Colossal events in late accretion: A kick-start to the origins of life on Earth?

Aug 26, 2021, 11:00 AM
25m
Online

Online

Due to unstable situation with Covid-19 the event will be held online!

Speaker

Ramon Brasser (Origins Research Institute, Research Centre for Astronomy and Earth Sciences)

Description

After its primary accretion had mostly finished, the proto-Earth underwent a catastrophic collision with a stray planetary embryo variably estimated to be at least equivalent to Mars’ mass (Theia). This event effectively reset Earth’s radiometric chronometers such as Pb-isotopes, and gave rise to the Moon. Since then, the Earth-Moon system has been subjected to collisions with smaller solar system objects in a declining flux termed late accretion. Evidence for late accretion mostly comes from the abundance of highly-siderphile elements in the crusts of the Earth and Moon, yet the proportional abundance of these metals between both bodies suggests that the Earth underwent a second large impact with roughly a lunar-sized objected (Moneta) approximately 4.48 billion years ago.

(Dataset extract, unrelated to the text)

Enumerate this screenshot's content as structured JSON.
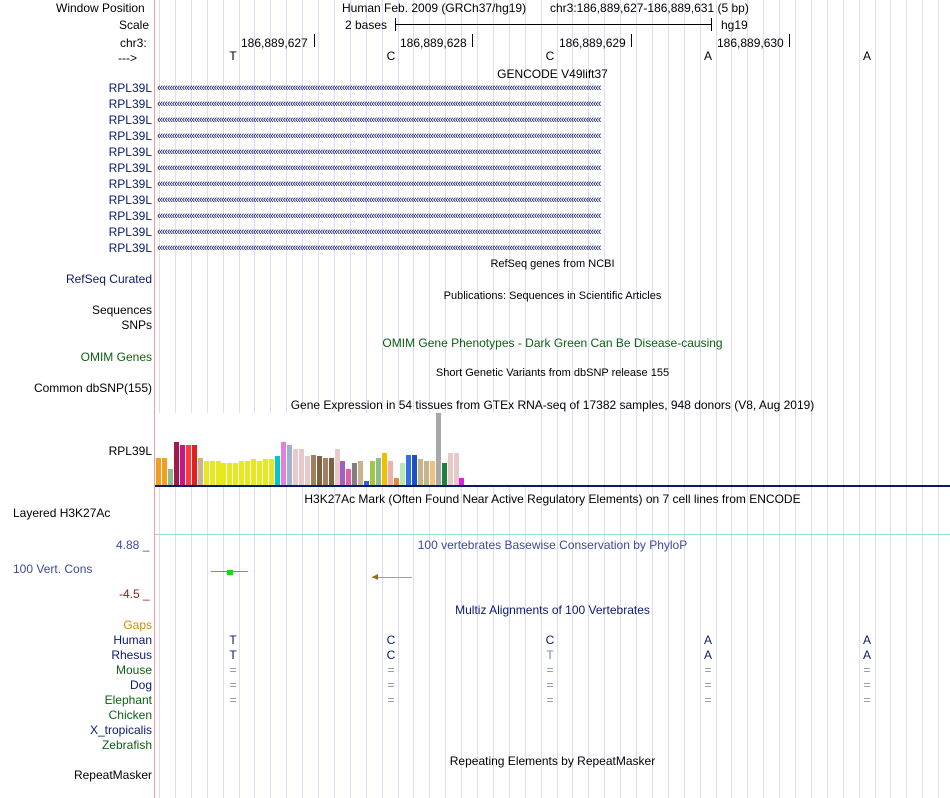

Since Earth’s water was most likely acquired during primary accretion and geochemical analyses of Hadean zircons (≤4.4 Ga) suggest clement surface conditions, it is plausible that liquid water could have existed on the early Earth prior to the Moneta impact. Likely impact geometries show that unlike the Theia case, Moneta’s metal core should become shattered with Fe0 becoming oxidized with the water or oxidized mantle to form a dense (<90 bar) hydrogen gas atmosphere with a computed lifetime of ~200 Myr. This startling result means that a highly reducing atmosphere could have provided the conditions for gas-phase synthesis in the atmosphere of the molecular building blocks for life as we know it. Could the RNA world ultimately be a (by)product of a colossal impact?
Here I will discuss: i) the state of the solar system during and after the Moneta event, ii) the rate of decline of the bombardment flux, iii) its effects on the Hadean crust, and iv) propose a temporal window of opportunity for a chemical milieu where life originated. If the Moneta impact indeed provided the atmospheric conditions required to kick-start life on Earth, one could argue that such events on rocky exoplanets are necessary. If so, what can we say about the likelihood of such events, and on what timescales?